Korean BBQ Chicken and Rice Bowls
Ingredients
- 2 lbs boneless skinless chicken breasts or thighs
- ⅔ cup soy sauce
- 1/3 Tbsp honey
- ¼ Tbsp gochujang or sriracha
- ¼ cup rice vinegar
- 3 Tbsp avocado oil
- 2 Tbsp sesame oil
- 6 cloves garlic minced
- 1.5 Tbsp ginger peeled and grated
For the Bowls
- 4 to 6 Cooked brown rice or white rice
- 1 large crown broccoli chopped into florets
- 2 to 4 cups shredded cabbage
- Asian Cucumber Salad
- 1 bunch green onion chopped
- 1 Tbsp sesame seeds optional
Instructions
Marinate the Chicken:
- Add the ingredients for the chicken marinade to a small bowl or a measuring cup and mix to combine.
- Transfer the raw chicken and 1 cup of the marinade to a large zip lock bag. Seal and move everything around until the chicken is coated in marinade. Refrigerate for at least 1 hour, ideally several hours and up to 36 hours. Keep the rest of the marinade in a sealed jar in the refrigerator to use as sauce for drizzling over the bowls at the end.
Grilling Instructions:
- For a gas grill, preheat the grill to high heat, about 450 degrees Fahrenheit. For a charcoal grill, heat the coals in a charcoal chimney and spread them over one half of the bottom of the grill once white.

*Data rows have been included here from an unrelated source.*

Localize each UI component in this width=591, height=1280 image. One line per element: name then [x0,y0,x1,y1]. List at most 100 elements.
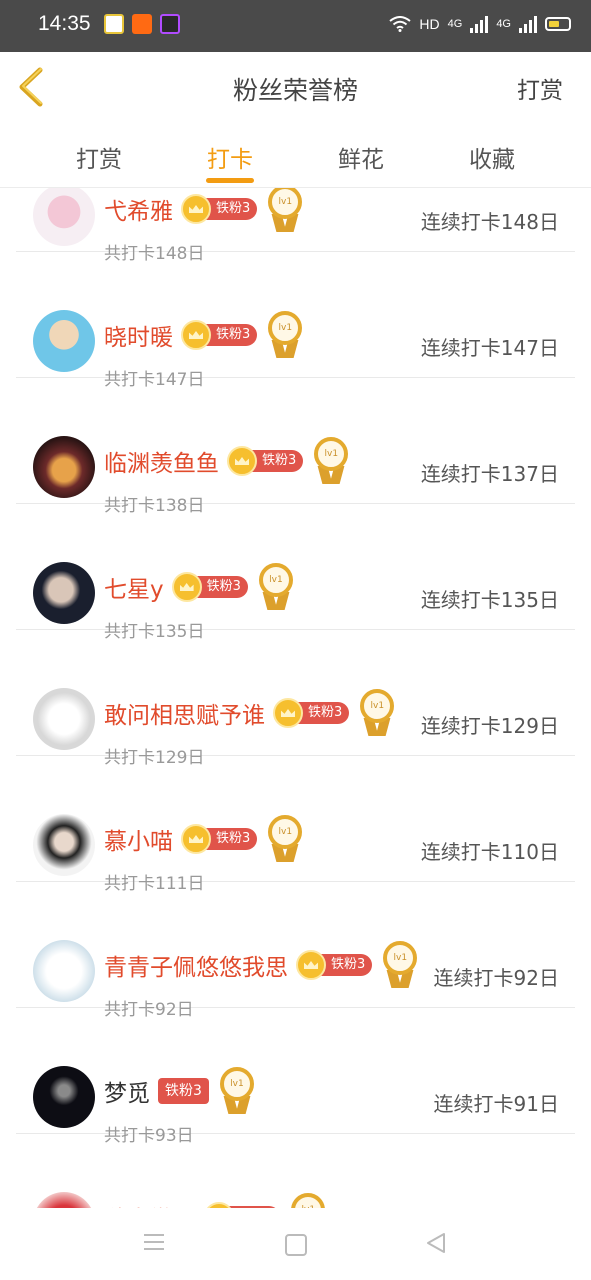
medal-icon: lv1 [267,815,303,863]
fan-level-label: 铁粉3 [318,954,373,976]
home-icon[interactable] [285,1234,307,1256]
crown-icon [273,698,303,728]
fan-name[interactable]: 秋生微雨 [104,1200,196,1208]
avatar[interactable] [33,688,95,750]
menu-icon[interactable] [144,1234,164,1250]
streak-checkins: 连续打卡147日 [420,336,559,360]
medal-icon: lv1 [267,311,303,359]
fan-level-label: 铁粉3 [203,828,258,850]
list-item[interactable]: 晓时暖 铁粉3 lv1 共打卡147日 连续打卡147日 [16,252,575,390]
tab-bar: 打赏 打卡 鲜花 收藏 [0,122,591,188]
list-item[interactable]: 弋希雅 铁粉3 lv1 共打卡148日 连续打卡148日 [16,188,575,264]
list-item[interactable]: 秋生微雨 铁粉3 lv1 [16,1134,575,1208]
avatar[interactable] [33,436,95,498]
avatar[interactable] [33,940,95,1002]
list-item[interactable]: 青青子佩悠悠我思 铁粉3 lv1 共打卡92日 连续打卡92日 [16,882,575,1020]
fan-name[interactable]: 慕小喵 [104,822,173,856]
crown-icon [181,824,211,854]
crown-icon [181,194,211,224]
app-header: 粉丝荣誉榜 打赏 [0,52,591,123]
app-notify-icon [104,14,124,34]
crown-icon [227,446,257,476]
medal-icon: lv1 [290,1193,326,1208]
streak-checkins: 连续打卡92日 [433,966,559,990]
streak-checkins: 连续打卡137日 [420,462,559,486]
medal-icon: lv1 [359,689,395,737]
fan-name[interactable]: 临渊羡鱼鱼 [104,444,219,478]
medal-icon: lv1 [267,188,303,233]
list-item[interactable]: 七星y 铁粉3 lv1 共打卡135日 连续打卡135日 [16,504,575,642]
fan-name[interactable]: 七星y [104,570,164,604]
fan-level-label: 铁粉3 [193,576,248,598]
fan-level-label: 铁粉3 [249,450,304,472]
name-line: 七星y 铁粉3 lv1 [104,563,294,611]
fan-list[interactable]: 弋希雅 铁粉3 lv1 共打卡148日 连续打卡148日 晓时暖 铁粉3 lv1 [0,188,591,1208]
streak-checkins: 连续打卡148日 [420,210,559,234]
name-line: 秋生微雨 铁粉3 lv1 [104,1193,326,1208]
status-indicators: HD 4G 4G [389,12,571,36]
fan-name[interactable]: 青青子佩悠悠我思 [104,948,288,982]
signal-icon [470,15,489,33]
streak-checkins: 连续打卡135日 [420,588,559,612]
medal-level: lv1 [219,1067,254,1101]
medal-level: lv1 [291,1193,326,1208]
name-line: 青青子佩悠悠我思 铁粉3 lv1 [104,941,418,989]
crown-icon [181,320,211,350]
name-line: 晓时暖 铁粉3 lv1 [104,311,303,359]
streak-checkins: 连续打卡110日 [420,840,559,864]
fan-level-label: 铁粉3 [203,198,258,220]
fan-level-badge: 铁粉3 [273,698,350,728]
tab-flowers[interactable]: 鲜花 [338,140,384,174]
signal-label: 4G [447,18,463,30]
streak-checkins: 连续打卡129日 [420,714,559,738]
crown-icon [296,950,326,980]
medal-icon: lv1 [382,941,418,989]
signal-label: 4G [496,18,511,30]
medal-icon: lv1 [219,1067,255,1115]
system-nav-bar [0,1208,591,1280]
avatar[interactable] [33,310,95,372]
avatar[interactable] [33,814,95,876]
fan-level-badge: 铁粉3 [181,824,258,854]
avatar[interactable] [33,1192,95,1208]
name-line: 慕小喵 铁粉3 lv1 [104,815,303,863]
status-bar: 14:35 HD 4G 4G [0,0,591,52]
name-line: 弋希雅 铁粉3 lv1 [104,188,303,233]
list-item[interactable]: 慕小喵 铁粉3 lv1 共打卡111日 连续打卡110日 [16,756,575,894]
avatar[interactable] [33,562,95,624]
back-triangle-icon[interactable] [426,1232,446,1254]
reward-button[interactable]: 打赏 [517,71,563,105]
crown-icon [204,1202,234,1208]
fan-name[interactable]: 敢问相思赋予谁 [104,696,265,730]
list-item[interactable]: 临渊羡鱼鱼 铁粉3 lv1 共打卡138日 连续打卡137日 [16,378,575,516]
fan-name[interactable]: 弋希雅 [104,192,173,226]
tab-reward[interactable]: 打赏 [76,140,122,174]
list-item[interactable]: 敢问相思赋予谁 铁粉3 lv1 共打卡129日 连续打卡129日 [16,630,575,768]
video-app-icon [160,14,180,34]
tab-favorites[interactable]: 收藏 [469,140,515,174]
streak-checkins: 连续打卡91日 [433,1092,559,1116]
tab-checkin[interactable]: 打卡 [207,140,253,174]
fan-level-badge: 铁粉3 [296,950,373,980]
avatar[interactable] [33,1066,95,1128]
crown-icon [171,572,202,602]
fan-level-label: 铁粉3 [295,702,350,724]
fan-name[interactable]: 晓时暖 [104,318,173,352]
signal-icon [519,15,537,33]
fan-name[interactable]: 梦觅 [104,1074,150,1108]
fan-level-label: 铁粉3 [203,324,258,346]
fan-level-badge: 铁粉3 [171,572,248,602]
page-title: 粉丝荣誉榜 [232,76,358,105]
list-item[interactable]: 梦觅 铁粉3 lv1 共打卡93日 连续打卡91日 [16,1008,575,1146]
fan-level-label: 铁粉3 [158,1078,209,1104]
medal-icon: lv1 [313,437,349,485]
fan-level-badge: 铁粉3 [181,194,258,224]
battery-icon [545,17,571,31]
medal-icon: lv1 [258,563,294,611]
avatar[interactable] [33,188,95,246]
fan-level-badge: 铁粉3 [227,446,304,476]
taobao-icon [132,14,152,34]
fan-level-badge: 铁粉3 [181,320,258,350]
name-line: 梦觅 铁粉3 lv1 [104,1067,255,1115]
status-time: 14:35 [38,12,91,35]
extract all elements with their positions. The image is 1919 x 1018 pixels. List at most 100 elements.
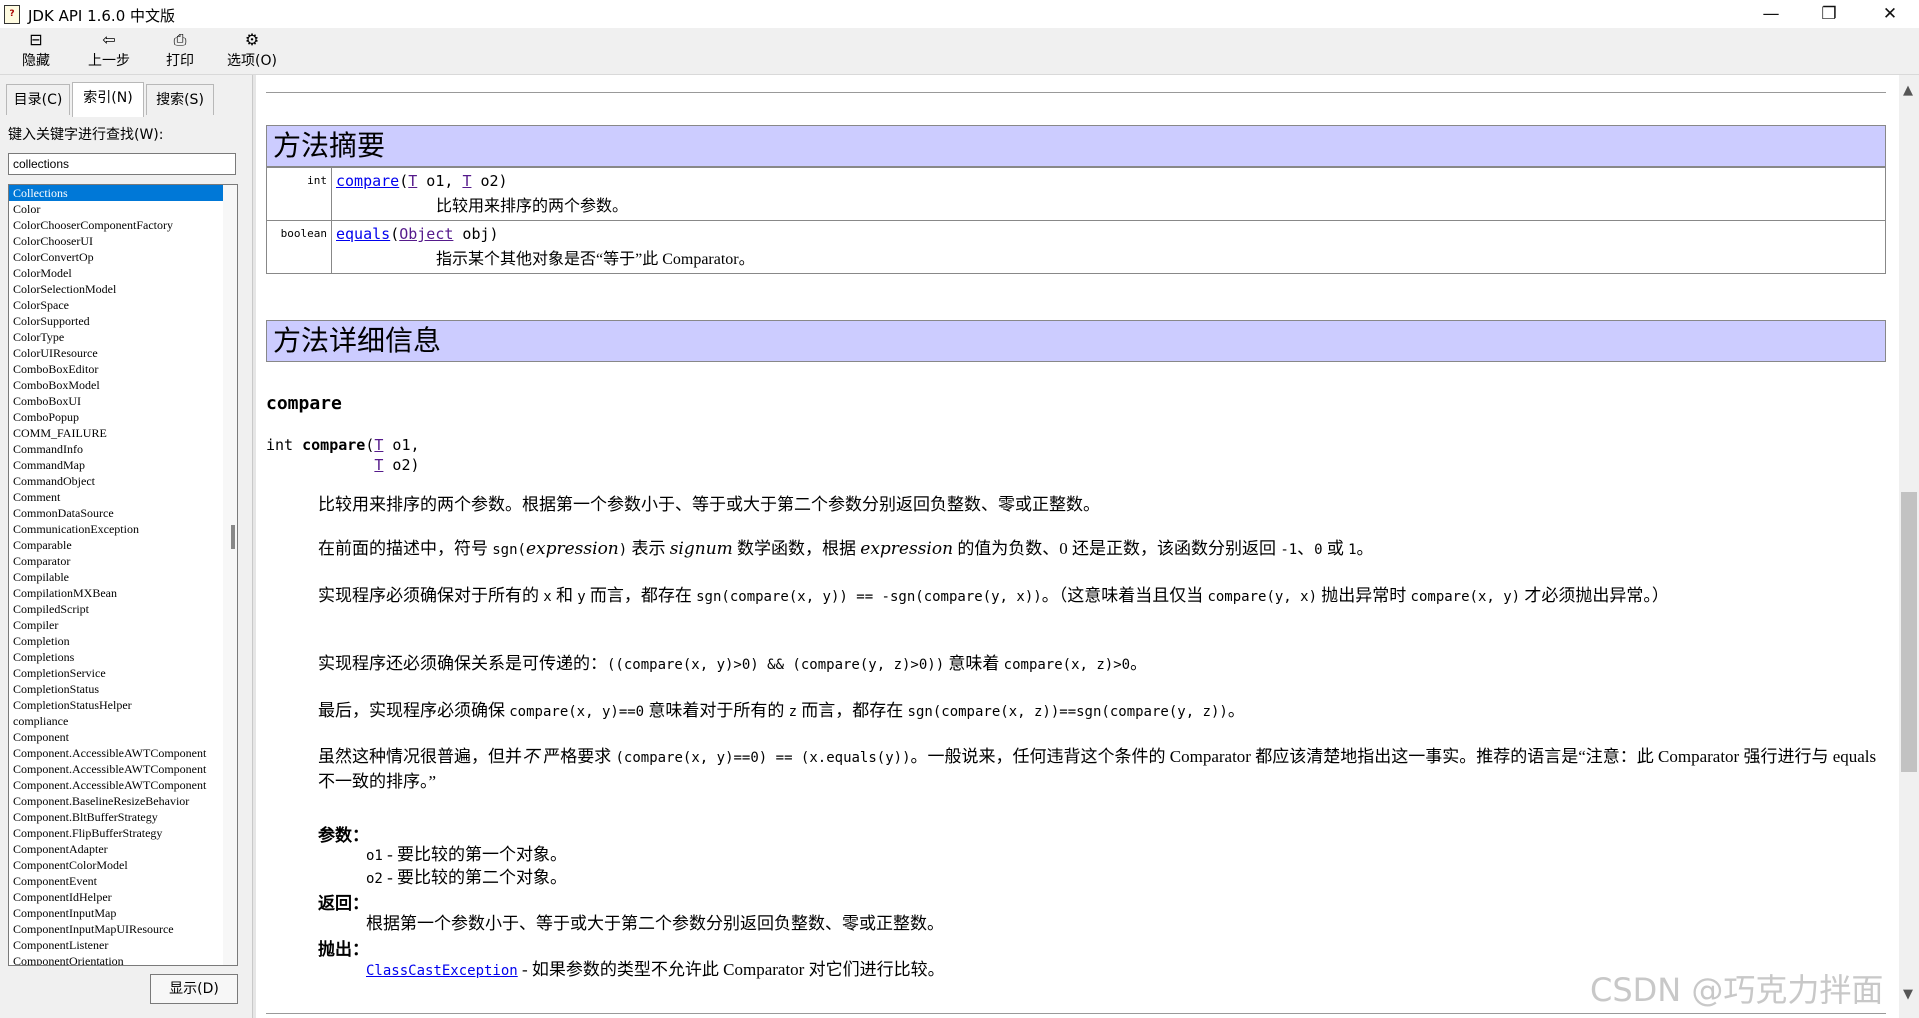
method-signature: compare(T o1, T o2)	[336, 172, 508, 190]
index-list-item[interactable]: COMM_FAILURE	[9, 425, 223, 441]
index-list-item[interactable]: CommandMap	[9, 457, 223, 473]
returns-label: 返回：	[318, 894, 369, 913]
index-list-item[interactable]: ColorModel	[9, 265, 223, 281]
equals-link[interactable]: equals	[336, 225, 390, 243]
index-list-item[interactable]: Comparator	[9, 553, 223, 569]
index-list-item[interactable]: Completions	[9, 649, 223, 665]
index-list-item[interactable]: CommunicationException	[9, 521, 223, 537]
return-type: boolean	[266, 220, 332, 274]
index-list-item[interactable]: ComboBoxEditor	[9, 361, 223, 377]
minimize-button[interactable]: —	[1743, 0, 1799, 28]
separator-line	[266, 92, 1886, 93]
index-list-item[interactable]: ComponentInputMapUIResource	[9, 921, 223, 937]
index-list-item[interactable]: Component.AccessibleAWTComponent	[9, 761, 223, 777]
classcastexception-link[interactable]: ClassCastException	[366, 963, 518, 979]
index-list-item[interactable]: CompletionStatusHelper	[9, 697, 223, 713]
index-list-item[interactable]: Component.FlipBufferStrategy	[9, 825, 223, 841]
index-list-item[interactable]: ColorSpace	[9, 297, 223, 313]
back-arrow-icon: ⇦	[102, 30, 116, 49]
tab-search[interactable]: 搜索(S)	[146, 84, 214, 115]
method-summary-heading: 方法摘要	[266, 125, 1886, 167]
separator-line	[266, 1013, 1886, 1014]
method-summary-table: int compare(T o1, T o2) 比较用来排序的两个参数。 boo…	[266, 167, 1886, 274]
index-list-item[interactable]: ColorConvertOp	[9, 249, 223, 265]
index-list-item[interactable]: CompletionService	[9, 665, 223, 681]
index-list-item[interactable]: CompletionStatus	[9, 681, 223, 697]
tab-index[interactable]: 索引(N)	[72, 82, 144, 117]
index-list-item[interactable]: ColorChooserUI	[9, 233, 223, 249]
index-list-item[interactable]: Component.AccessibleAWTComponent	[9, 745, 223, 761]
index-list-item[interactable]: Color	[9, 201, 223, 217]
index-list-item[interactable]: ComponentInputMap	[9, 905, 223, 921]
scroll-up-icon[interactable]: ▲	[1903, 83, 1913, 98]
options-button[interactable]: ⚙ 选项(O)	[224, 30, 280, 70]
index-list-item[interactable]: ComboBoxModel	[9, 377, 223, 393]
type-param-link[interactable]: T	[408, 172, 417, 190]
index-list-item[interactable]: ComboPopup	[9, 409, 223, 425]
description-paragraph: 实现程序必须确保对于所有的 x 和 y 而言，都存在 sgn(compare(x…	[318, 586, 1669, 605]
index-list-item[interactable]: Component	[9, 729, 223, 745]
back-label: 上一步	[88, 53, 130, 69]
index-list-item[interactable]: Compiler	[9, 617, 223, 633]
index-list-item[interactable]: Comparable	[9, 537, 223, 553]
content-scroll-thumb[interactable]	[1901, 492, 1917, 772]
print-label: 打印	[166, 53, 194, 69]
index-list-item[interactable]: Completion	[9, 633, 223, 649]
index-list-item[interactable]: ComponentOrientation	[9, 953, 223, 965]
throws-item: ClassCastException - 如果参数的类型不允许此 Compara…	[366, 960, 945, 979]
window-title: JDK API 1.6.0 中文版	[28, 7, 176, 25]
index-list-item[interactable]: Component.BaselineResizeBehavior	[9, 793, 223, 809]
index-list-item[interactable]: ColorSelectionModel	[9, 281, 223, 297]
index-list[interactable]: Collections Color ColorChooserComponentFac…	[8, 184, 238, 966]
index-list-item[interactable]: CompilationMXBean	[9, 585, 223, 601]
index-list-item[interactable]: ComponentColorModel	[9, 857, 223, 873]
method-cell: compare(T o1, T o2) 比较用来排序的两个参数。	[331, 167, 1886, 221]
index-list-item[interactable]: compliance	[9, 713, 223, 729]
index-list-item[interactable]: ComboBoxUI	[9, 393, 223, 409]
back-button[interactable]: ⇦ 上一步	[82, 30, 136, 70]
return-type: int	[266, 167, 332, 221]
index-list-item[interactable]: ComponentEvent	[9, 873, 223, 889]
maximize-button[interactable]: ❐	[1801, 0, 1857, 28]
method-description: 比较用来排序的两个参数。	[436, 198, 629, 215]
index-list-item[interactable]: CompiledScript	[9, 601, 223, 617]
options-icon: ⚙	[244, 30, 260, 49]
index-list-item[interactable]: Compilable	[9, 569, 223, 585]
index-list-scrollbar[interactable]	[223, 185, 237, 965]
index-list-item[interactable]: ColorSupported	[9, 313, 223, 329]
index-list-item[interactable]: ColorType	[9, 329, 223, 345]
index-list-item[interactable]: CommandInfo	[9, 441, 223, 457]
throws-label: 抛出：	[318, 940, 369, 959]
tab-contents[interactable]: 目录(C)	[6, 84, 70, 115]
index-list-item[interactable]: CommandObject	[9, 473, 223, 489]
help-document-icon: ?	[4, 5, 20, 24]
scroll-down-icon[interactable]: ▼	[1903, 987, 1913, 1002]
show-button[interactable]: 显示(D)	[150, 974, 238, 1004]
toolbar: ⊟ 隐藏 ⇦ 上一步 ⎙ 打印 ⚙ 选项(O)	[0, 28, 1919, 75]
table-row: boolean equals(Object obj) 指示某个其他对象是否“等于…	[266, 220, 1886, 274]
index-list-item[interactable]: CommonDataSource	[9, 505, 223, 521]
method-cell: equals(Object obj) 指示某个其他对象是否“等于”此 Compa…	[331, 220, 1886, 274]
compare-link[interactable]: compare	[336, 172, 399, 190]
index-list-item[interactable]: ComponentAdapter	[9, 841, 223, 857]
keyword-input[interactable]	[8, 153, 236, 175]
index-list-item[interactable]: ComponentIdHelper	[9, 889, 223, 905]
print-button[interactable]: ⎙ 打印	[162, 30, 198, 70]
index-list-item[interactable]: Comment	[9, 489, 223, 505]
close-button[interactable]: ✕	[1862, 0, 1918, 28]
index-list-scroll-thumb[interactable]	[231, 525, 235, 549]
index-list-item[interactable]: Component.AccessibleAWTComponent	[9, 777, 223, 793]
description-paragraph: 实现程序还必须确保关系是可传递的：((compare(x, y)>0) && (…	[318, 654, 1148, 673]
watermark: CSDN @巧克力拌面	[1590, 971, 1884, 1009]
description-paragraph: 虽然这种情况很普遍，但并不 严格要求 (compare(x, y)==0) ==…	[318, 747, 1877, 791]
hide-label: 隐藏	[22, 53, 50, 69]
hide-button[interactable]: ⊟ 隐藏	[16, 30, 56, 70]
index-list-item[interactable]: ColorChooserComponentFactory	[9, 217, 223, 233]
index-list-item[interactable]: ColorUIResource	[9, 345, 223, 361]
index-list-item[interactable]: ComponentListener	[9, 937, 223, 953]
object-type-link[interactable]: Object	[399, 225, 453, 243]
hide-panel-icon: ⊟	[29, 30, 43, 49]
index-list-item[interactable]: Component.BltBufferStrategy	[9, 809, 223, 825]
description-paragraph: 最后，实现程序必须确保 compare(x, y)==0 意味着对于所有的 z …	[318, 701, 1245, 720]
index-list-item[interactable]: Collections	[9, 185, 223, 201]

- Place the marinated chicken over direct heat on the grill grates and grill for 2 minutes. Flip to the other side and grill for another 2 minutes, until grill marks appear on both sides. Continue cooking and flipping every couple of minutes over indirect heat until the chicken has reached an internal temperature of 165 degrees F. Transfer chicken to a plate or a cutting board and let it rest for at least 10 minutes.
Baking instructions:
- Preheat the oven to 350 degrees Fahrenheit for breasts, or 400 degrees F for thighs.
- Transfer the chicken along with the marinade to a large casserole dish and arrange chicken in a single layer.
- For breasts, bake for 15 minutes. Spoon the pan juices over the chicken, then broil under high broil for 10-15 minutes, until golden brown, and it reaches an internal temperature of 165 degrees F. For boneless chicken thighs, bake at 400 degrees F for 20-25 minutes. Baste the chicken pieces with the pan juices. Broil for 5 to 8 minutes, or until thighs reach an internal temperature of 170 to 180 degrees Fahrenheit.
Make the Bowls:
- Follow the instructions in the link in the recipe card to prepare the Asian Cucumber Salad. This can be made up to 4 days ahead of time.
- Cook the rice according to the package instructions.
- Steam broccoli florets for 5-6 minutes, until they reach your desired level of doneness. As an alternative, you can sauté or roast the broccoli.
- Load up large bowls with your desired amount of rice, cucumber salad, and cooked broccoli. Slice the chicken into slices and add it to the bowl. Use the remaining reserved sauce to drizzle over bowls for extra flavor. Serve with lime wedges for a drizzle of fresh lime juice.